Pulse Stability Of The Infectious Disease Model And Branch

Impulsive differential equations have been greatly used to study the dynamics behavior in ecological systems and epidemic models. In this paper, epidemic models with pulses are considered.In chapter 1, we introduce the development and the significance on the epidemic model with pulses.In chapter 2, an SIR epidemic model with logistic population dynamics and nonlinear birth pulses is considered. The basic reproduction number R₀ is defined. We obtain the exact infection-free periodic solution of the impulsive epidemic system. By using the discrete dynamical system generated by a monotone, concave map for the population, we prove the infection-free periodic solution is globally asymptotically stable if R₀＜1. We use standard bifurcation theory to show the existence of positive periodic solution if R₀＞1.In chapter 3, an SIR epidemic model with pulse vaccination and pulse elimination is considered.

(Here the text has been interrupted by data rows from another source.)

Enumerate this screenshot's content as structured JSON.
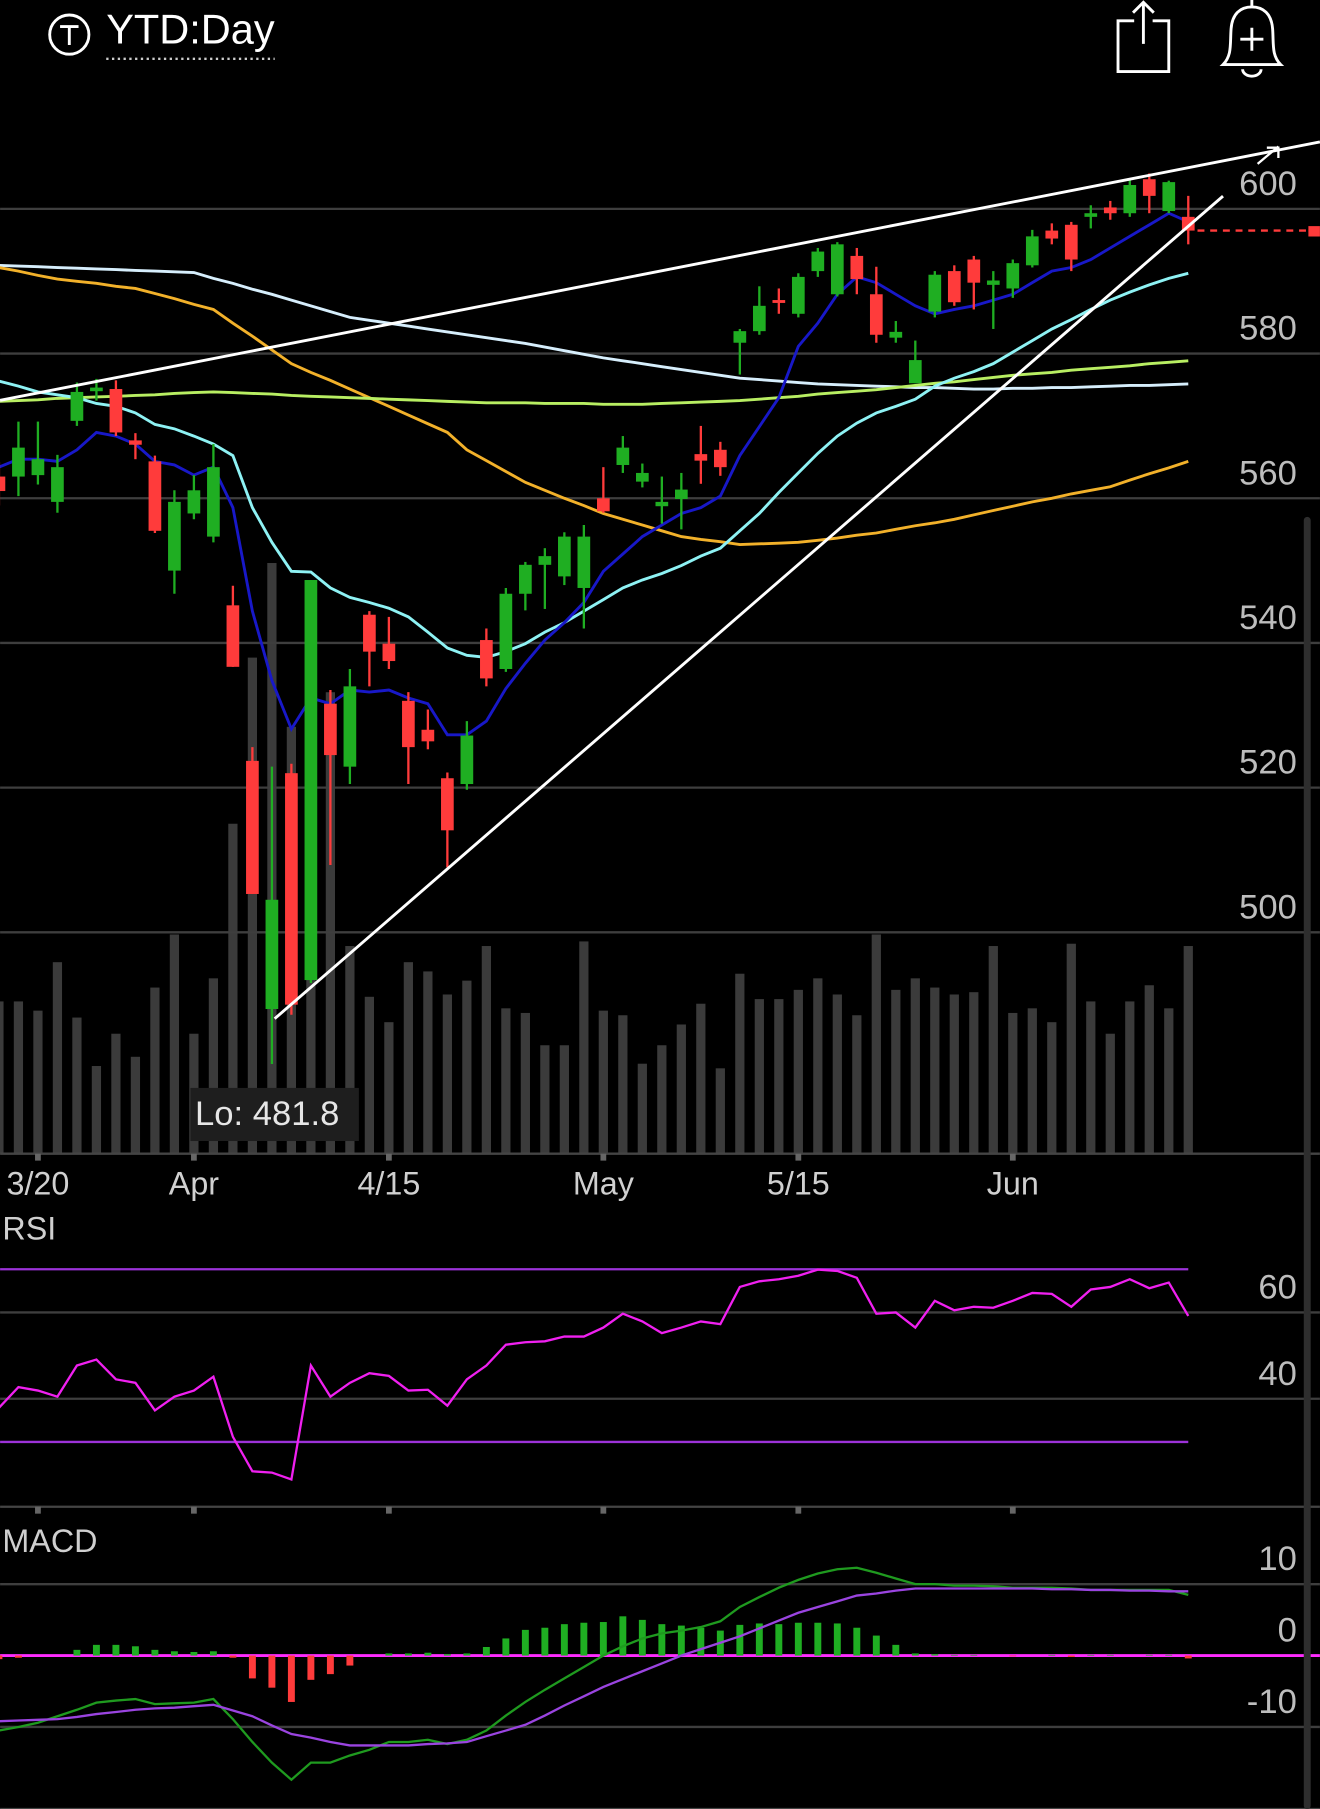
{
  "header": {
    "title": "YTD:Day"
  },
  "chart_data": [
    {
      "type": "candlestick",
      "categories": [
        null,
        null,
        "3/20",
        null,
        null,
        null,
        null,
        null,
        null,
        null,
        "Apr",
        null,
        null,
        null,
        null,
        null,
        null,
        null,
        null,
        null,
        "4/15",
        null,
        null,
        null,
        null,
        null,
        null,
        null,
        null,
        null,
        null,
        "May",
        null,
        null,
        null,
        null,
        null,
        null,
        null,
        null,
        null,
        "5/15",
        null,
        null,
        null,
        null,
        null,
        null,
        null,
        null,
        null,
        null,
        "Jun",
        null,
        null,
        null,
        null,
        null,
        null,
        null,
        null,
        null
      ],
      "open": [
        563,
        563,
        563.2,
        559.5,
        570.7,
        574.8,
        575.1,
        568,
        565.1,
        550,
        557.9,
        554.7,
        545.2,
        523.7,
        489.4,
        522,
        493.4,
        531.6,
        522.9,
        543.9,
        539.9,
        532,
        528,
        521.3,
        520.5,
        540.4,
        536.4,
        546.8,
        550.8,
        549.2,
        547.6,
        560,
        564.6,
        562.3,
        558.9,
        559.9,
        566.1,
        566.7,
        581.5,
        583.1,
        587.4,
        585.5,
        591.4,
        588.2,
        593.5,
        588.2,
        582.2,
        575.9,
        585.8,
        591.4,
        593,
        589.5,
        589,
        592.2,
        597,
        597.8,
        598.9,
        600.2,
        599.4,
        604.1,
        599.7,
        598.9
      ],
      "high": [
        565,
        570.6,
        570.6,
        566,
        576,
        576.5,
        576.3,
        569,
        565.9,
        561.1,
        563.2,
        567.5,
        547.9,
        525.6,
        522.9,
        523.3,
        548.7,
        533.5,
        536.4,
        544.4,
        543.6,
        533.2,
        530.8,
        522.1,
        529.2,
        542,
        547.6,
        551.2,
        553.1,
        555.3,
        556.3,
        564.3,
        568.6,
        564.8,
        563,
        563.5,
        570,
        567.8,
        583.4,
        589.3,
        589,
        591.1,
        594.6,
        595.4,
        594.6,
        592,
        584.5,
        581.8,
        591.4,
        592.2,
        593.5,
        591.4,
        593,
        597.1,
        598,
        598.2,
        600.5,
        601.1,
        604.1,
        604.9,
        603.9,
        601.8
      ],
      "low": [
        559,
        560.3,
        561.9,
        558,
        570,
        573.5,
        568.6,
        565.4,
        555.2,
        546.8,
        557.1,
        553.9,
        536.7,
        505.3,
        481.8,
        488.6,
        493,
        509.3,
        520.5,
        534,
        536.4,
        520.5,
        525.3,
        509,
        519.7,
        534,
        536,
        544.5,
        544.7,
        548,
        542,
        558,
        563.5,
        561.5,
        556.5,
        555.7,
        562,
        563.1,
        577.1,
        582.6,
        585.5,
        585,
        590.6,
        587.9,
        588.2,
        581.5,
        581.5,
        575.9,
        585,
        586.6,
        586.1,
        583.4,
        587.7,
        591.9,
        595.1,
        591.4,
        597.3,
        598.5,
        598.9,
        599.4,
        599.4,
        595.1
      ],
      "close": [
        561,
        567,
        565.4,
        564.3,
        574.7,
        575.3,
        569.1,
        567.4,
        555.5,
        559.5,
        561.1,
        564.3,
        536.7,
        505.3,
        504.5,
        490,
        548.7,
        524.5,
        534,
        538.8,
        537.5,
        525.6,
        526.4,
        514.1,
        527.2,
        535.1,
        546.8,
        550.8,
        552,
        554.7,
        554.7,
        558.2,
        567,
        563.5,
        559.5,
        561.2,
        565.2,
        564.3,
        583.1,
        586.6,
        587,
        590.6,
        594.1,
        595.1,
        590.3,
        582.6,
        583,
        579.1,
        590.9,
        587.1,
        589.8,
        590.1,
        592.5,
        596.2,
        595.9,
        593,
        599.4,
        599.4,
        603.3,
        601.8,
        603.7,
        597
      ],
      "volume": [
        66,
        66,
        62,
        83,
        59,
        38,
        52,
        42,
        72,
        95,
        52,
        76,
        143,
        215,
        256,
        185,
        230,
        200,
        90,
        68,
        57,
        83,
        79,
        69,
        75,
        90,
        63,
        61,
        47,
        47,
        92,
        62,
        60,
        39,
        47,
        56,
        65,
        37,
        78,
        67,
        67,
        71,
        76,
        69,
        60,
        95,
        71,
        76,
        72,
        69,
        70,
        90,
        61,
        63,
        57,
        91,
        66,
        52,
        66,
        73,
        63,
        90
      ],
      "series": [
        {
          "color": "#d6eefc",
          "values": [
            592.2,
            592.1,
            592.0,
            591.9,
            591.8,
            591.7,
            591.6,
            591.5,
            591.4,
            591.3,
            591.2,
            590.4,
            589.7,
            588.9,
            588.2,
            587.4,
            586.6,
            585.8,
            585.0,
            584.6,
            584.2,
            583.8,
            583.4,
            583.0,
            582.6,
            582.2,
            581.8,
            581.4,
            580.9,
            580.4,
            579.9,
            579.4,
            579.0,
            578.6,
            578.2,
            577.8,
            577.4,
            577.0,
            576.6,
            576.4,
            576.2,
            576.0,
            575.8,
            575.7,
            575.6,
            575.5,
            575.4,
            575.3,
            575.3,
            575.2,
            575.1,
            575.1,
            575.2,
            575.2,
            575.3,
            575.3,
            575.4,
            575.5,
            575.6,
            575.6,
            575.7,
            575.8
          ]
        },
        {
          "color": "#f2b12a",
          "values": [
            591.9,
            591.4,
            590.8,
            590.3,
            590.0,
            589.7,
            589.3,
            589.0,
            588.3,
            587.6,
            586.8,
            586.1,
            584.2,
            582.4,
            580.5,
            578.6,
            577.4,
            576.3,
            575.1,
            573.9,
            572.7,
            571.5,
            570.3,
            569.1,
            566.7,
            565.2,
            563.7,
            562.2,
            561.1,
            560.0,
            559.0,
            557.9,
            557.1,
            556.3,
            555.5,
            554.7,
            554.3,
            554.0,
            553.6,
            553.7,
            553.8,
            553.9,
            554.2,
            554.5,
            554.9,
            555.2,
            555.7,
            556.2,
            556.6,
            557.1,
            557.7,
            558.3,
            558.9,
            559.5,
            560.0,
            560.6,
            561.1,
            561.6,
            562.5,
            563.4,
            564.2,
            565.1
          ]
        },
        {
          "color": "#b8ee62",
          "values": [
            573.4,
            573.5,
            573.6,
            573.8,
            573.9,
            574.0,
            574.1,
            574.2,
            574.3,
            574.5,
            574.6,
            574.7,
            574.6,
            574.5,
            574.4,
            574.2,
            574.1,
            574.0,
            573.9,
            573.8,
            573.7,
            573.6,
            573.5,
            573.4,
            573.3,
            573.2,
            573.2,
            573.2,
            573.1,
            573.1,
            573.1,
            573.0,
            573.0,
            573.0,
            573.1,
            573.2,
            573.3,
            573.4,
            573.5,
            573.7,
            573.9,
            574.1,
            574.4,
            574.6,
            574.8,
            575.0,
            575.3,
            575.6,
            575.9,
            576.1,
            576.4,
            576.7,
            577.0,
            577.2,
            577.4,
            577.7,
            577.9,
            578.1,
            578.3,
            578.6,
            578.8,
            579.0
          ]
        },
        {
          "color": "#8ef2f4",
          "values": [
            576.2,
            575.5,
            574.7,
            574.3,
            573.9,
            573.1,
            572.7,
            571.8,
            570.2,
            569.6,
            568.6,
            567.5,
            565.9,
            558.7,
            553.9,
            549.9,
            549.8,
            547.6,
            546.3,
            545.6,
            544.8,
            543.6,
            541.5,
            539.3,
            538.3,
            538.0,
            538.8,
            539.9,
            541.5,
            542.8,
            544.4,
            546.0,
            547.6,
            548.7,
            549.6,
            550.7,
            552.0,
            553.1,
            555.5,
            557.9,
            560.8,
            563.5,
            566.2,
            568.6,
            570.4,
            571.8,
            572.7,
            573.7,
            575.5,
            576.6,
            577.5,
            578.6,
            580.2,
            581.8,
            583.4,
            584.7,
            586.1,
            587.4,
            588.5,
            589.5,
            590.4,
            591.1
          ]
        },
        {
          "color": "#1818c8",
          "values": [
            564.3,
            565.4,
            565.4,
            565.1,
            566.7,
            569.1,
            568.6,
            567.5,
            565.1,
            564.6,
            563.2,
            564.3,
            558.7,
            544.4,
            534.8,
            528.1,
            532.4,
            531.6,
            533.5,
            533.2,
            533.5,
            532.4,
            531.6,
            527.3,
            527.3,
            529.2,
            533.7,
            537.2,
            540.4,
            542.8,
            545.6,
            549.9,
            552.3,
            554.7,
            556.3,
            557.9,
            558.7,
            560.3,
            565.9,
            569.9,
            573.9,
            581.0,
            584.2,
            588.2,
            590.6,
            589.8,
            588.2,
            586.6,
            585.5,
            586.1,
            586.6,
            587.4,
            588.2,
            589.8,
            591.4,
            591.9,
            593.0,
            594.6,
            596.2,
            597.8,
            599.4,
            598.2
          ]
        }
      ],
      "up_color": "#1fae22",
      "down_color": "#ff3b3b",
      "volume_color": "#3b3b3b",
      "ylim": [
        469.4,
        615
      ],
      "yticks": [
        500,
        520,
        540,
        560,
        580,
        600
      ],
      "grid": true,
      "annotations": [
        "Lo: 481.8"
      ]
    },
    {
      "type": "line",
      "title": "RSI",
      "series": [
        {
          "color": "#f020f0",
          "values": [
            37.9,
            42.7,
            41.9,
            40.5,
            47.7,
            49.1,
            44.5,
            43.7,
            37.3,
            40.5,
            41.9,
            45.1,
            31.2,
            23.2,
            22.9,
            21.3,
            47.7,
            40.5,
            43.7,
            45.9,
            45.3,
            41.9,
            42.1,
            38.4,
            44.5,
            47.7,
            52.5,
            53.1,
            53.3,
            54.4,
            54.4,
            56.5,
            59.7,
            57.9,
            55.2,
            56.5,
            57.9,
            57.3,
            65.9,
            67.2,
            67.7,
            68.5,
            69.9,
            69.6,
            68.0,
            59.7,
            60.0,
            56.5,
            62.7,
            60.5,
            61.3,
            61.1,
            62.7,
            64.5,
            64.3,
            61.3,
            65.3,
            65.9,
            67.7,
            65.6,
            66.9,
            59.2
          ]
        }
      ],
      "levels": [
        30,
        70
      ],
      "level_color": "#9c32d8",
      "ylim": [
        15,
        85
      ],
      "yticks": [
        40,
        60
      ],
      "grid": true
    },
    {
      "type": "macd",
      "title": "MACD",
      "series": [
        {
          "color": "#1f9a1f",
          "values": [
            -10.5,
            -10.0,
            -9.4,
            -8.5,
            -7.6,
            -6.6,
            -6.3,
            -6.1,
            -6.8,
            -6.7,
            -6.6,
            -6.1,
            -8.9,
            -12.1,
            -15.0,
            -17.4,
            -15.0,
            -15.0,
            -14.0,
            -13.2,
            -12.1,
            -12.1,
            -11.8,
            -12.4,
            -11.8,
            -10.5,
            -8.4,
            -6.5,
            -4.8,
            -3.2,
            -1.6,
            0,
            1.3,
            2.4,
            3.1,
            3.5,
            4.0,
            4.8,
            6.8,
            8.2,
            9.5,
            10.6,
            11.5,
            12.1,
            12.3,
            11.6,
            10.8,
            10.0,
            10.0,
            9.8,
            9.8,
            9.7,
            9.5,
            9.5,
            9.5,
            9.4,
            9.2,
            9.2,
            9.2,
            9.2,
            9.2,
            8.5
          ]
        },
        {
          "color": "#9a44e0",
          "values": [
            -9.2,
            -9.1,
            -9.0,
            -8.9,
            -8.6,
            -8.2,
            -7.9,
            -7.6,
            -7.4,
            -7.3,
            -7.1,
            -6.9,
            -7.7,
            -8.5,
            -9.8,
            -11.0,
            -11.5,
            -12.1,
            -12.6,
            -12.6,
            -12.6,
            -12.6,
            -12.4,
            -12.3,
            -12.1,
            -11.3,
            -10.5,
            -9.7,
            -8.4,
            -7.0,
            -5.7,
            -4.4,
            -3.3,
            -2.2,
            -1.1,
            0,
            0.9,
            1.8,
            2.7,
            3.8,
            4.9,
            6.0,
            6.8,
            7.6,
            8.4,
            8.7,
            9.1,
            9.4,
            9.4,
            9.4,
            9.4,
            9.4,
            9.4,
            9.4,
            9.3,
            9.3,
            9.2,
            9.2,
            9.1,
            9.1,
            9.0,
            9.0
          ]
        }
      ],
      "histogram": [
        -0.5,
        -0.3,
        0,
        0,
        0.8,
        1.5,
        1.5,
        1.3,
        0.8,
        0.6,
        0.5,
        0.6,
        -0.3,
        -3.2,
        -4.5,
        -6.5,
        -3.4,
        -2.6,
        -1.4,
        0,
        0.3,
        0.3,
        0.4,
        0.2,
        0.3,
        1.2,
        2.4,
        3.6,
        3.9,
        4.4,
        4.6,
        4.7,
        5.5,
        5.0,
        4.4,
        4.2,
        3.9,
        3.5,
        4.3,
        4.5,
        4.4,
        4.6,
        4.6,
        4.5,
        3.9,
        2.8,
        1.5,
        0.3,
        0.2,
        0.1,
        0.1,
        0,
        -0.1,
        0,
        0.1,
        -0.2,
        0.1,
        0.1,
        0,
        0.1,
        0.1,
        -0.4
      ],
      "up_color": "#1fae22",
      "down_color": "#ff3b3b",
      "zero_color": "#ff2cff",
      "ylim": [
        -21.5,
        19.4
      ],
      "yticks": [
        -10,
        0,
        10
      ],
      "grid": true
    }
  ]
}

The basic reproduction number R₀ is defined. By using the impulsive differential inequality and comparison principle, we have proved the infection-free periodic solution is globally asymptotically stable if R₀＜1. Numerical simulation is given in the final part.In chapter 4, an SIS epidemic model with pulse vaccination is considered. By comparison principle, we have proved the infection-free periodic solution is globally asymptotically stable and by bifurcation theory, we obtain a supercritical bifurcation at the threshold for the period of pulsing.